Poor Old Michael Finnegan (Begin Again)

This is the sixth blog I've started, not including actual pen-and-paper journals, which are not really blogs anyway.  (They are more of an exercise in collecting every self-indulgent and embarrassing thought I've had since I was eight.)  My technological journalling started with a Tripod vanity page that I constructed during my freshman year in college.  I say "constructed", but it was really more of a plug-and-play sort of deal.  Click here to add a picture.  Click there to add a background.  Type in this box to turn your title into a dozen or more font sizes.  Add MIDI files (so many MIDI files...)  Click, click, click, and hello world, I'm your cherry bomb.  In my defense, as ugly as it turned out to be, I did try to maintain a sort of color palette, and I did learn some basic HTML while working on the page.  Not that that counts for much these days.  But there was a mini-bio, music reviews of the CD's I owned, I think a couple of book reviews, several pages of random quotes (if you say you've never collected quotes in a special notebook at some point I'll tell you you're a liar), and the aforementioned MIDI files.  I was also stupid enough to post some of my literary efforts without a copyright, but I sincerely doubt anyone stole them.  I also sincerely doubt that anyone I didn't already know looked at my page, so there is that.

After the Tripod vanity page came the heady days of LiveJournal.  Oh, the color themes!  The little animated tiles!  The utter randomness!  The comments!  I'd had a bit of experience at this point with forums and comment threads before, but this was a whole new adventure in meeting and greeting.  And boy, did I ever meet and greet.  Everyone I ever met, I had to link to their LJ.  I had to read everything, post comments, post to their friends' comments, add their friends, and so on, in an endless web of attention and connectivity.  At least in my circle, there were standards of depth and intelligence that you had to keep up with, or people would just fade away.  It was like an early, early mashup of Facebook, influencer culture, and a "this is the face I show the world" journal.  I kind of miss my main LJ, but I mostly just miss the icons and the color palette, because when I think about that period of my life and the things I know I wrote about and how I wrote them, there is just not enough cringe in this world.

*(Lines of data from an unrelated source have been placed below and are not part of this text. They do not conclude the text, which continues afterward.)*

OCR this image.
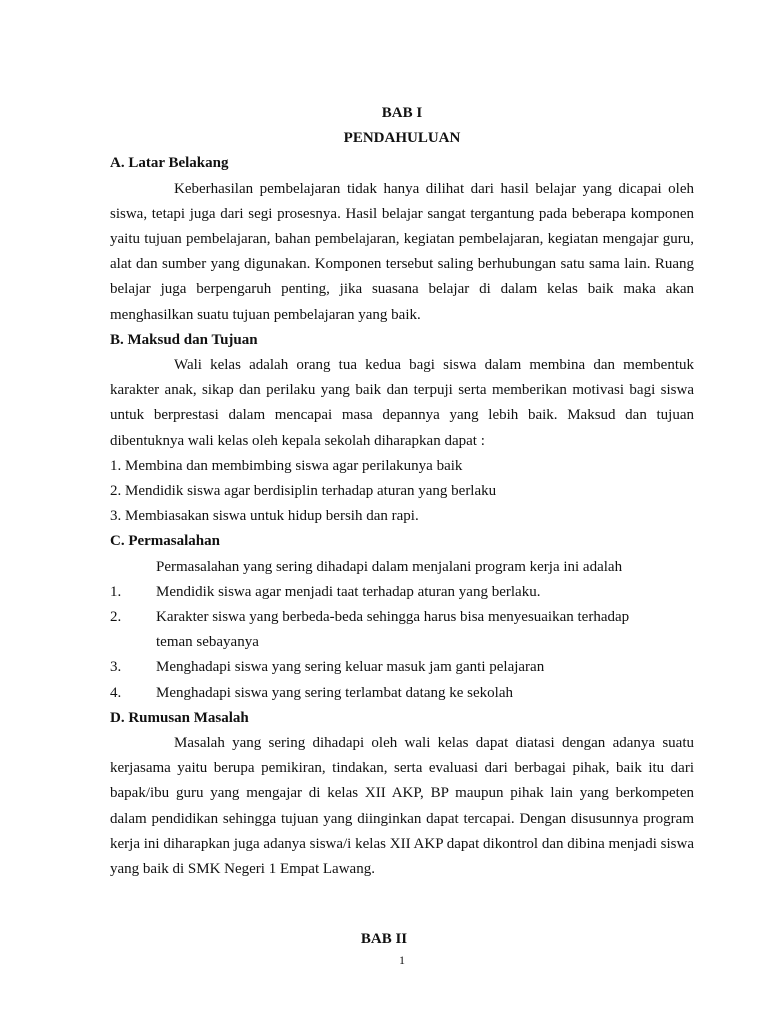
BAB I

PENDAHULUAN

A. Latar Belakang

Keberhasilan pembelajaran tidak hanya dilihat dari hasil belajar yang dicapai oleh siswa, tetapi juga dari segi prosesnya. Hasil belajar sangat tergantung pada beberapa komponen yaitu tujuan pembelajaran, bahan pembelajaran, kegiatan pembelajaran, kegiatan mengajar guru, alat dan sumber yang digunakan. Komponen tersebut saling berhubungan satu sama lain. Ruang belajar juga berpengaruh penting, jika suasana belajar di dalam kelas baik maka akan menghasilkan suatu tujuan pembelajaran yang baik.

B. Maksud dan Tujuan

Wali kelas adalah orang tua kedua bagi siswa dalam membina dan membentuk karakter anak, sikap dan perilaku yang baik dan terpuji serta memberikan motivasi bagi siswa untuk berprestasi dalam mencapai masa depannya yang lebih baik. Maksud dan tujuan dibentuknya wali kelas oleh kepala sekolah diharapkan dapat :

1. Membina dan membimbing siswa agar perilakunya baik

2. Mendidik siswa agar berdisiplin terhadap aturan yang berlaku

3. Membiasakan siswa untuk hidup bersih dan rapi.

C. Permasalahan

Permasalahan yang sering dihadapi dalam menjalani program kerja ini adalah

1.	Mendidik siswa agar menjadi taat terhadap aturan yang berlaku.
2.	Karakter siswa yang berbeda-beda sehingga harus bisa menyesuaikan terhadap teman sebayanya
3.	Menghadapi siswa yang sering keluar masuk jam ganti pelajaran
4.	Menghadapi siswa yang sering terlambat datang ke sekolah

D. Rumusan Masalah

Masalah yang sering dihadapi oleh wali kelas dapat diatasi dengan adanya suatu kerjasama yaitu berupa pemikiran, tindakan, serta evaluasi dari berbagai pihak, baik itu dari bapak/ibu guru yang mengajar di kelas XII AKP, BP maupun pihak lain yang berkompeten dalam pendidikan sehingga tujuan yang diinginkan dapat tercapai. Dengan disusunnya program kerja ini diharapkan juga adanya siswa/i kelas XII AKP dapat dikontrol dan dibina menjadi siswa yang baik di SMK Negeri 1 Empat Lawang.

BAB II
1
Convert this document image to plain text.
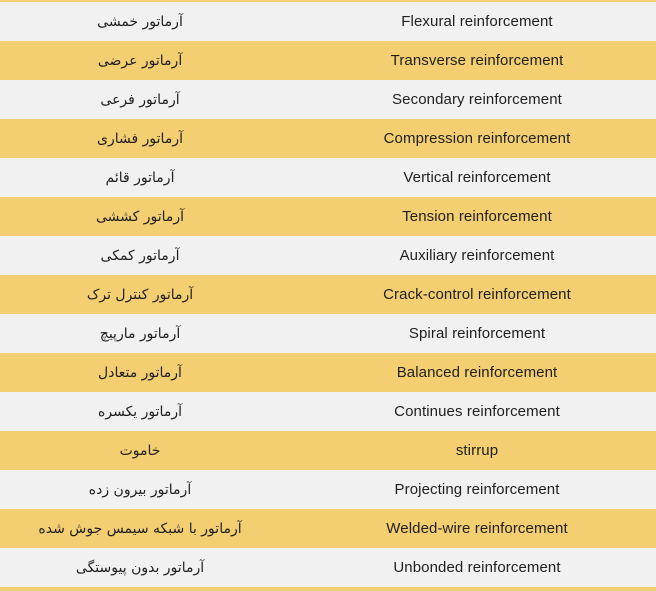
آرماتور خمشی	Flexural reinforcement
آرماتور عرضی	Transverse reinforcement
آرماتور فرعی	Secondary reinforcement
آرماتور فشاری	Compression reinforcement
آرماتور قائم	Vertical reinforcement
آرماتور کششی	Tension reinforcement
آرماتور کمکی	Auxiliary reinforcement
آرماتور کنترل ترک	Crack-control reinforcement
آرماتور مارپیچ	Spiral reinforcement
آرماتور متعادل	Balanced reinforcement
آرماتور یکسره	Continues reinforcement
خاموت	stirrup
آرماتور بیرون زده	Projecting reinforcement
آرماتور با شبکه سیمس جوش شده	Welded-wire reinforcement
آرماتور بدون پیوستگی	Unbonded reinforcement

After that came Xanga.  There's not a lot to say about that; I'd signed up on that platform because a bunch of people from the LARP I was going to at the time were on it, and I wanted to be part of the team.  I don't believe I ever posted anything on it except the occasional song lyric, I mostly just read everyone else's posts so I'd have icebreakers to talk to them about.

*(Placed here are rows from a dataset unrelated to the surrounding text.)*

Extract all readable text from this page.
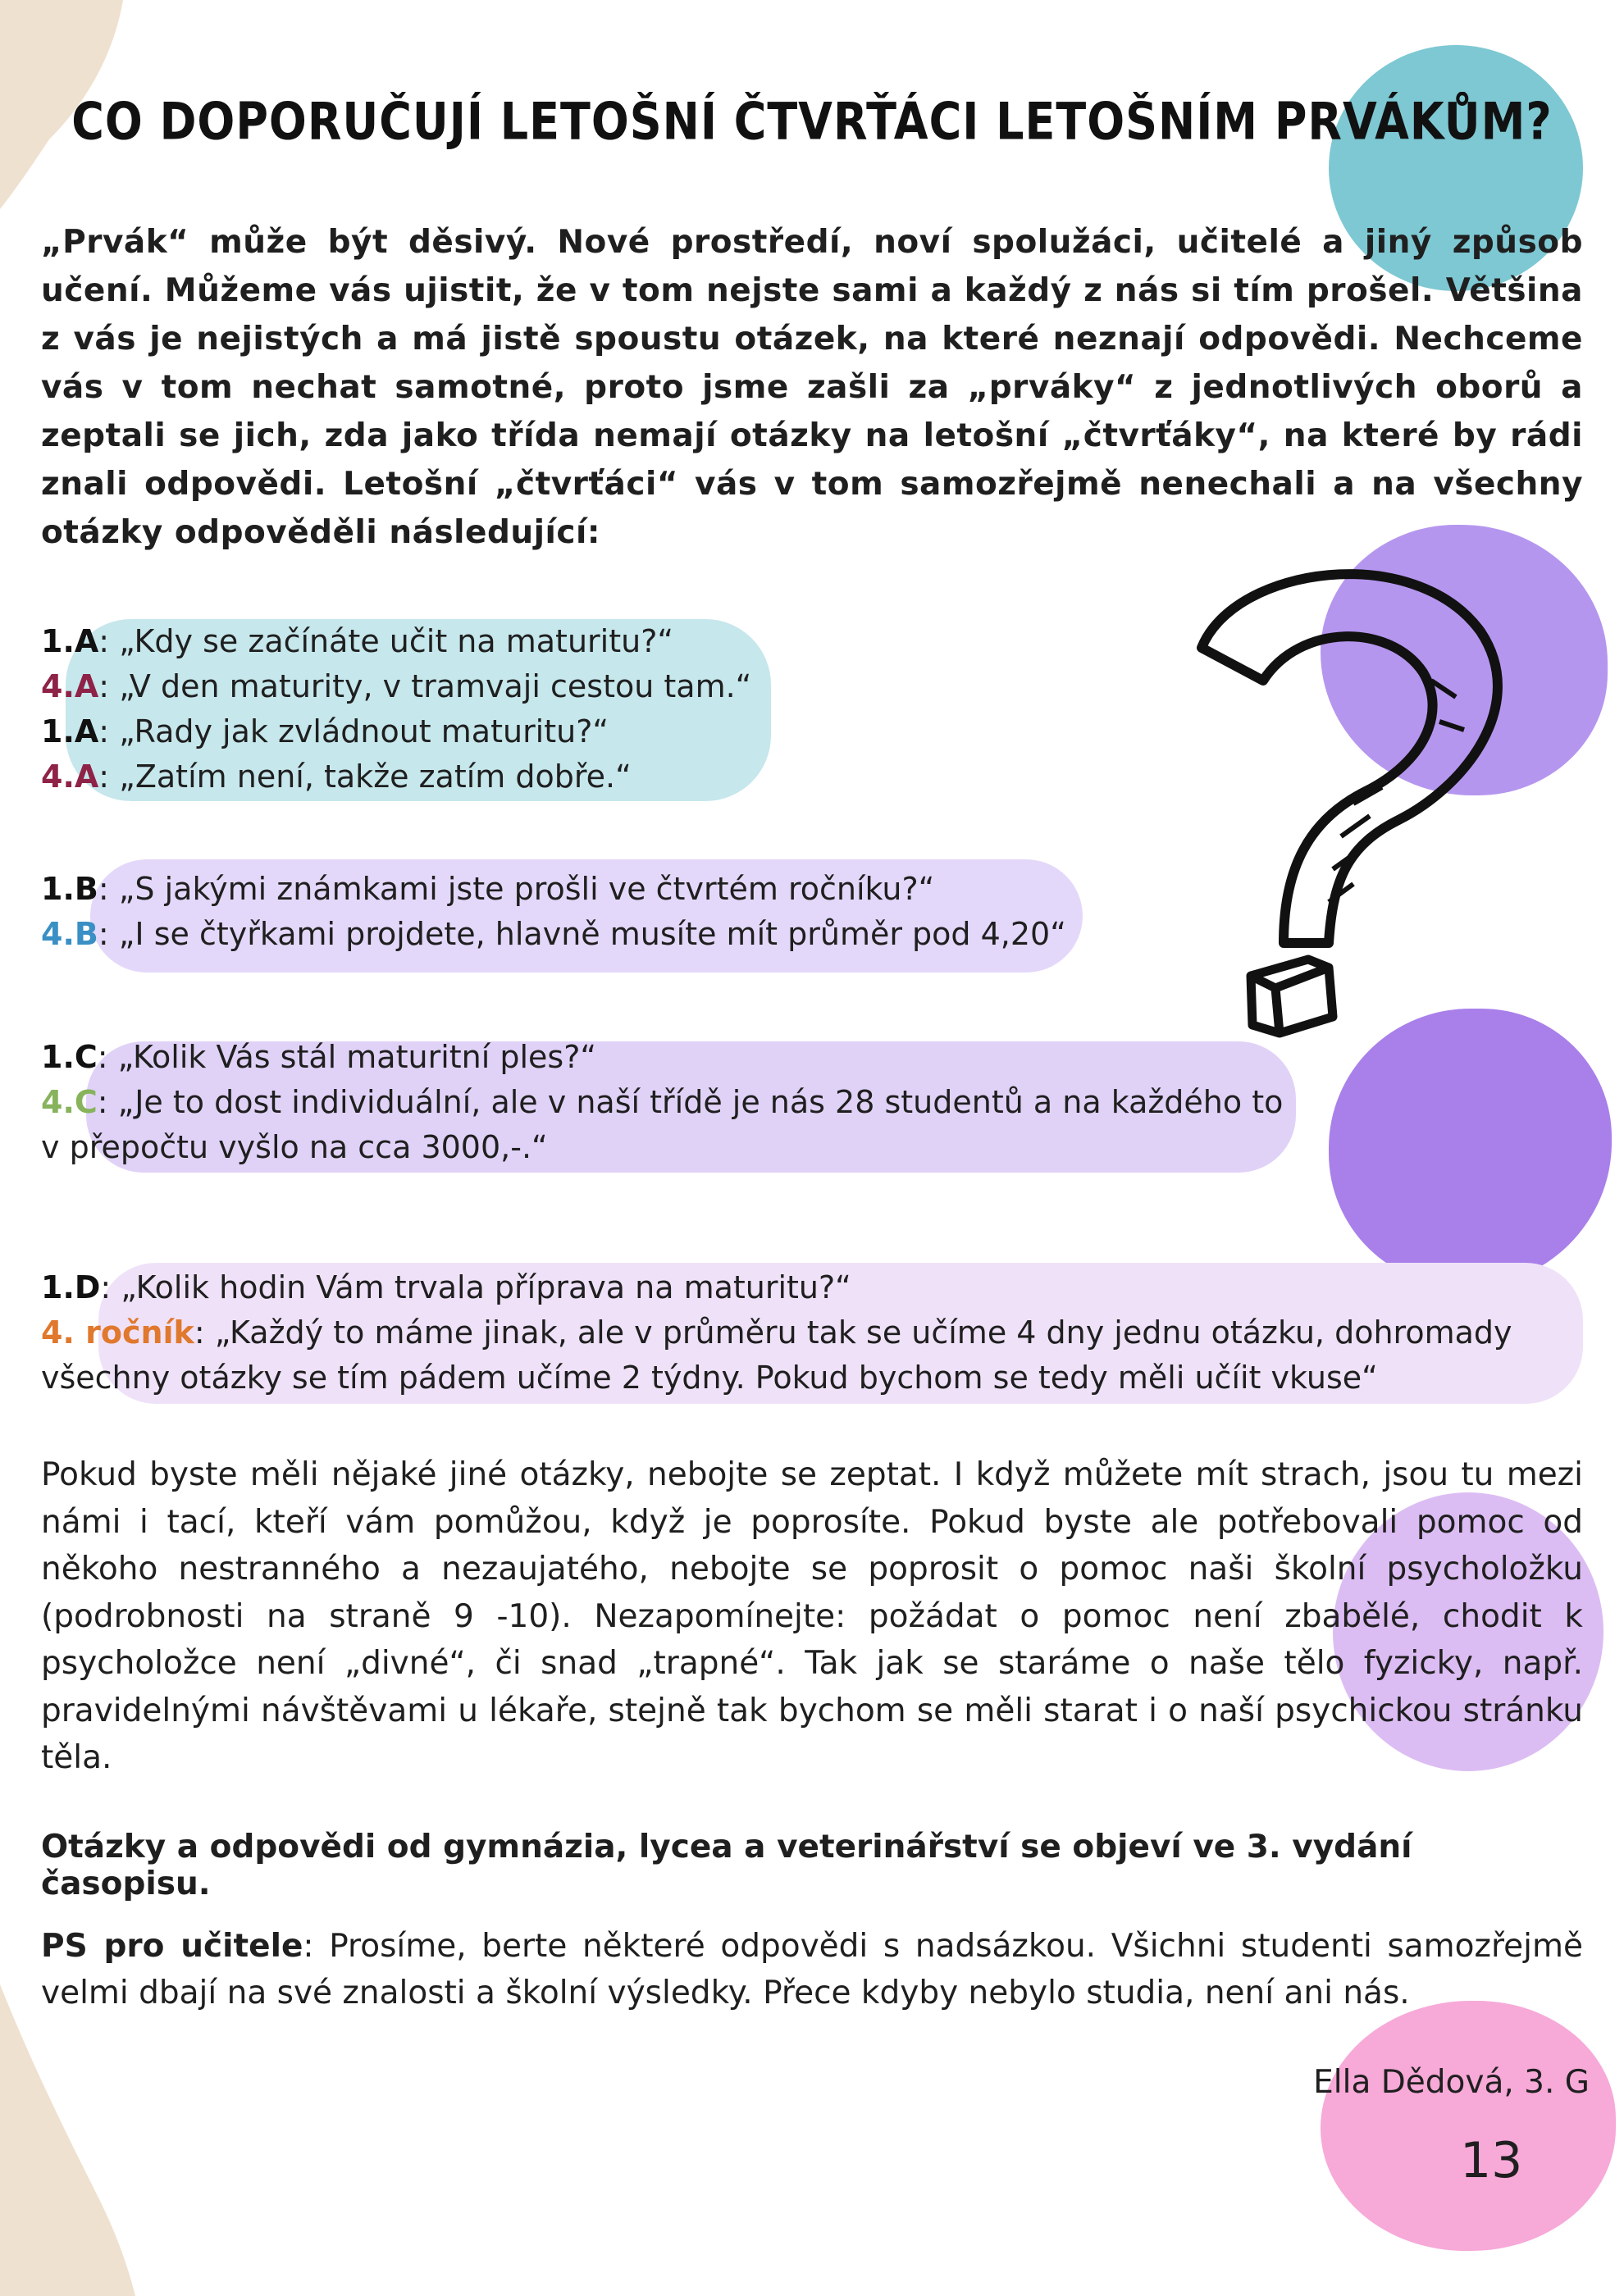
CO DOPORUČUJÍ LETOŠNÍ ČTVRŤÁCI LETOŠNÍM PRVÁKŮM?
„Prvák“ může být děsivý. Nové prostředí, noví spolužáci, učitelé a jiný způsob učení. Můžeme vás ujistit, že v tom nejste sami a každý z nás si tím prošel. Většina z vás je nejistých a má jistě spoustu otázek, na které neznají odpovědi. Nechceme vás v tom nechat samotné, proto jsme zašli za „prváky“ z jednotlivých oborů a zeptali se jich, zda jako třída nemají otázky na letošní „čtvrťáky“, na které by rádi znali odpovědi. Letošní „čtvrťáci“ vás v tom samozřejmě nenechali a na všechny otázky odpověděli následující:
1.A: „Kdy se začínáte učit na maturitu?“
4.A: „V den maturity, v tramvaji cestou tam.“
1.A: „Rady jak zvládnout maturitu?“
4.A: „Zatím není, takže zatím dobře.“
1.B: „S jakými známkami jste prošli ve čtvrtém ročníku?“
4.B: „I se čtyřkami projdete, hlavně musíte mít průměr pod 4,20“
1.C: „Kolik Vás stál maturitní ples?“
4.C: „Je to dost individuální, ale v naší třídě je nás 28 studentů a na každého to v přepočtu vyšlo na cca 3000,-.“
1.D: „Kolik hodin Vám trvala příprava na maturitu?“
4. ročník: „Každý to máme jinak, ale v průměru tak se učíme 4 dny jednu otázku, dohromady všechny otázky se tím pádem učíme 2 týdny. Pokud bychom se tedy měli učíit vkuse“
Pokud byste měli nějaké jiné otázky, nebojte se zeptat. I když můžete mít strach, jsou tu mezi námi i tací, kteří vám pomůžou, když je poprosíte. Pokud byste ale potřebovali pomoc od někoho nestranného a nezaujatého, nebojte se poprosit o pomoc naši školní psycholožku (podrobnosti na straně 9 -10). Nezapomínejte: požádat o pomoc není zbabělé, chodit k psycholožce není „divné“, či snad „trapné“. Tak jak se staráme o naše tělo fyzicky, např. pravidelnými návštěvami u lékaře, stejně tak bychom se měli starat i o naší psychickou stránku těla.
Otázky a odpovědi od gymnázia, lycea a veterinářství se objeví ve 3. vydání časopisu.
PS pro učitele: Prosíme, berte některé odpovědi s nadsázkou. Všichni studenti samozřejmě velmi dbají na své znalosti a školní výsledky. Přece kdyby nebylo studia, není ani nás.
Ella Dědová, 3. G
13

I started up a blog on Salon, hoping to be the next Julie/Julia, but about having a sparkling, acerbic wit and depression instead of cooking skills.  (I have no cooking skills.)  Salon, I quickly learned, had something of a politics-based bent to it, in that you'd get pushed closer to the top of the page (and therefore get noticed more) the more likes you got, but in order to get likes, you had to like other people's blogs AND attract the notice of the people who were at the top of the list already, AND get them to like your blog, and it all seemed like a lot more work involved than I was, at the time, willing to put in.  I'm still not really willing to move myself up the bloggy food chain by a system of mutual liking.  I think it gives people a false sense of security, and let's face it, I'm Gretchen Wieners in a sea of Regina Georges in those types of situations, and that's just not who I want to be.

I started a blog with my friend Jess that was supposed to be about makeup and general lady things, I did one nail polish review, and got caught up in going back to school and then a divorce, so that went right out the window.  Jess is a much more consistent blogger.

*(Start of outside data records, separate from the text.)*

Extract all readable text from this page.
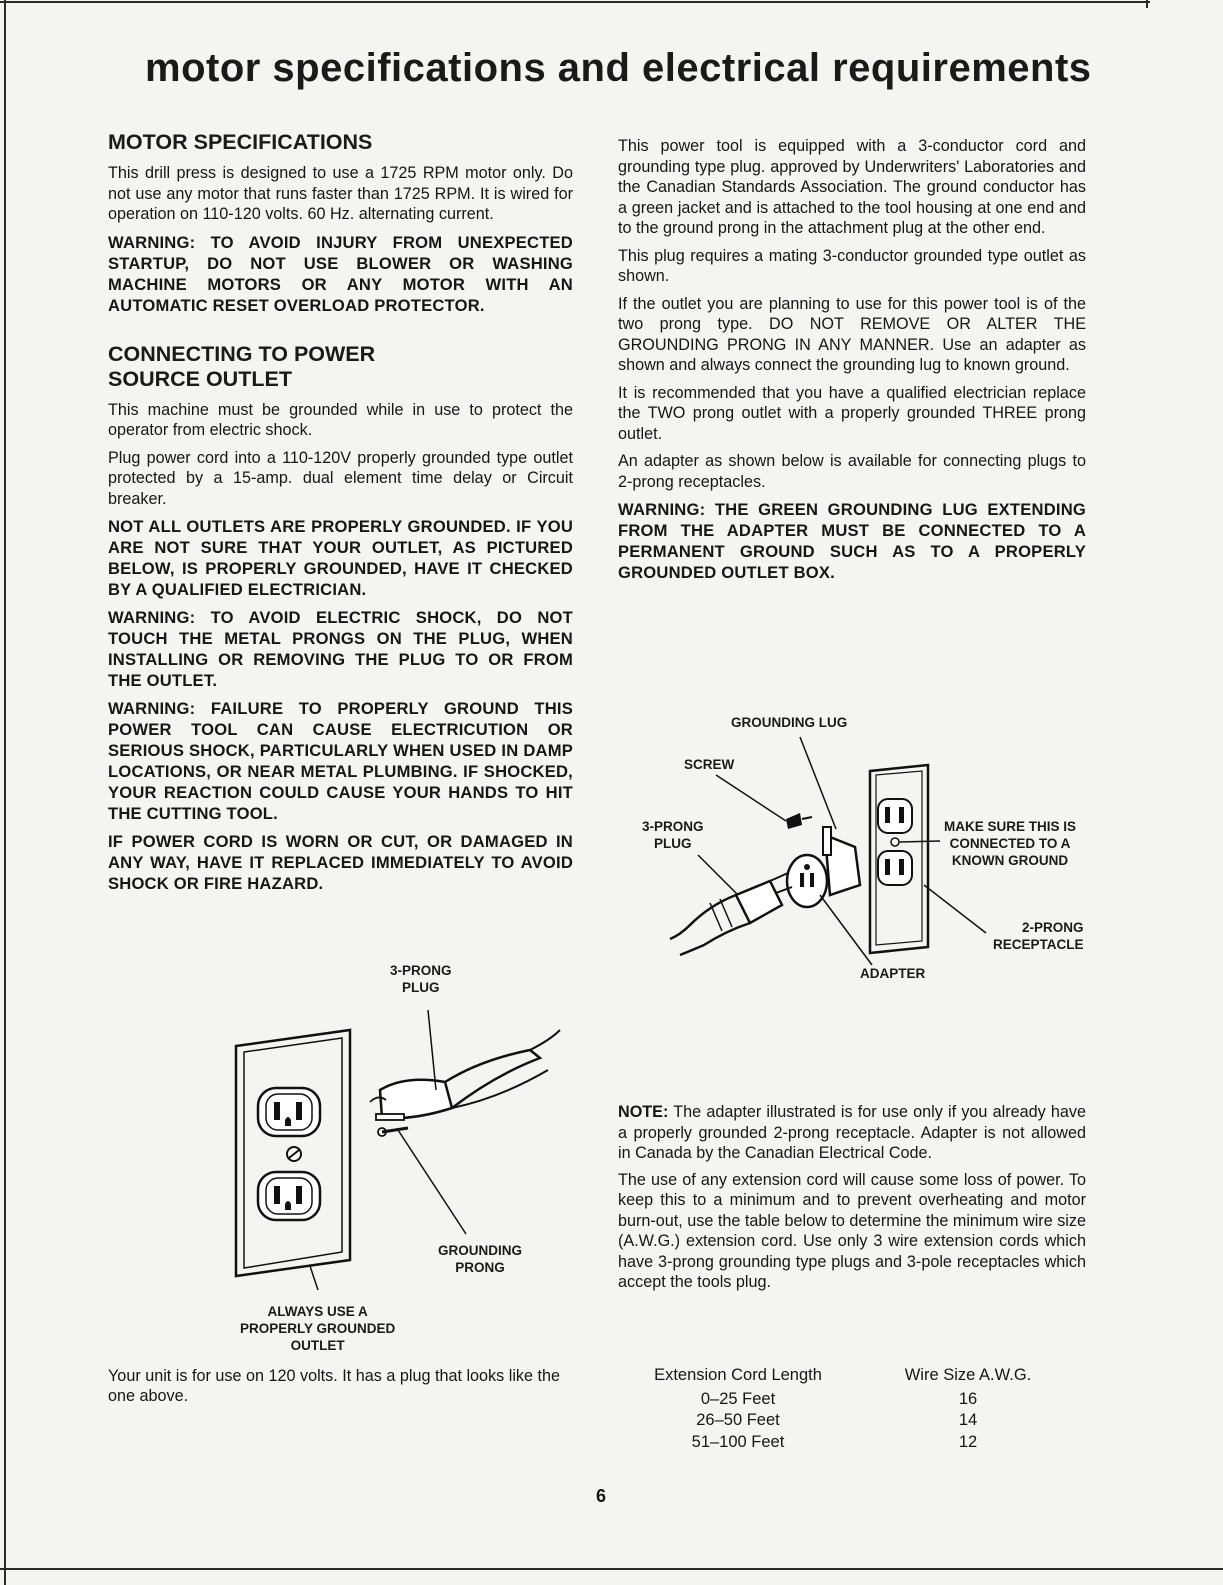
motor specifications and electrical requirements
MOTOR SPECIFICATIONS

This drill press is designed to use a 1725 RPM motor only. Do not use any motor that runs faster than 1725 RPM. It is wired for operation on 110-120 volts. 60 Hz. alternating current.

WARNING: TO AVOID INJURY FROM UNEXPECTED STARTUP, DO NOT USE BLOWER OR WASHING MACHINE MOTORS OR ANY MOTOR WITH AN AUTOMATIC RESET OVERLOAD PROTECTOR.

CONNECTING TO POWER
SOURCE OUTLET

This machine must be grounded while in use to protect the operator from electric shock.

Plug power cord into a 110-120V properly grounded type outlet protected by a 15-amp. dual element time delay or Circuit breaker.

NOT ALL OUTLETS ARE PROPERLY GROUNDED. IF YOU ARE NOT SURE THAT YOUR OUTLET, AS PICTURED BELOW, IS PROPERLY GROUNDED, HAVE IT CHECKED BY A QUALIFIED ELECTRICIAN.

WARNING: TO AVOID ELECTRIC SHOCK, DO NOT TOUCH THE METAL PRONGS ON THE PLUG, WHEN INSTALLING OR REMOVING THE PLUG TO OR FROM THE OUTLET.

WARNING: FAILURE TO PROPERLY GROUND THIS POWER TOOL CAN CAUSE ELECTRICUTION OR SERIOUS SHOCK, PARTICULARLY WHEN USED IN DAMP LOCATIONS, OR NEAR METAL PLUMBING. IF SHOCKED, YOUR REACTION COULD CAUSE YOUR HANDS TO HIT THE CUTTING TOOL.

IF POWER CORD IS WORN OR CUT, OR DAMAGED IN ANY WAY, HAVE IT REPLACED IMMEDIATELY TO AVOID SHOCK OR FIRE HAZARD.

3-PRONG
PLUG
GROUNDING
PRONG
ALWAYS USE A
PROPERLY GROUNDED
OUTLET
Your unit is for use on 120 volts. It has a plug that looks like the one above.

This power tool is equipped with a 3-conductor cord and grounding type plug. approved by Underwriters' Laboratories and the Canadian Standards Association. The ground conductor has a green jacket and is attached to the tool housing at one end and to the ground prong in the attachment plug at the other end.

This plug requires a mating 3-conductor grounded type outlet as shown.

If the outlet you are planning to use for this power tool is of the two prong type. DO NOT REMOVE OR ALTER THE GROUNDING PRONG IN ANY MANNER. Use an adapter as shown and always connect the grounding lug to known ground.

It is recommended that you have a qualified electrician replace the TWO prong outlet with a properly grounded THREE prong outlet.

An adapter as shown below is available for connecting plugs to 2-prong receptacles.

WARNING: THE GREEN GROUNDING LUG EXTENDING FROM THE ADAPTER MUST BE CONNECTED TO A PERMANENT GROUND SUCH AS TO A PROPERLY GROUNDED OUTLET BOX.

GROUNDING LUG
SCREW
3-PRONG
PLUG
MAKE SURE THIS IS
CONNECTED TO A
KNOWN GROUND
2-PRONG
RECEPTACLE
ADAPTER

NOTE: The adapter illustrated is for use only if you already have a properly grounded 2-prong receptacle. Adapter is not allowed in Canada by the Canadian Electrical Code.

The use of any extension cord will cause some loss of power. To keep this to a minimum and to prevent overheating and motor burn-out, use the table below to determine the minimum wire size (A.W.G.) extension cord. Use only 3 wire extension cords which have 3-prong grounding type plugs and 3-pole receptacles which accept the tools plug.

Extension Cord Length	Wire Size A.W.G.
0–25 Feet	16
26–50 Feet	14
51–100 Feet	12
6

My initial efforts on Blogger were thwarted when I discovered that there is a whole world of Hooters Girls blogs out there, and they are fucking HILARIOUS, so I spent a lot more time reading those than actually writing my own content, and then just got three jobs, an acrimonious divorce, and a major life adjustment to cope with and didn't feel like blogging.  Truth be told, I think I forgot I had a blog for a long while.  I probably should have kept a blog of my assorted dating misadventures, but you can just go on Reddit or Facebook and see lists of bullshit things that guys do to try to shame you into dating them, truly terrible dating profiles, and play by play Tweets of dates gone wrong.  I don't need to recount all that for you, but let me tell you what: they're all true, and if I am ever single again and have to wade back out into that swamp, I will instead go out to the mountains of the Pakistani wilderness and live out my days as a hermit and goatherd, because fuck that noise.  I have enough going on in my day-to-day that I don't need to actively go out looking for a trash fire to jump into.

This iteration was brought to you courtesy of my very best friend Zabbs, who said that I should write a blog about how it is virtually impossible to get ahead in this day and age.  Just in case you wanted to know who to blame.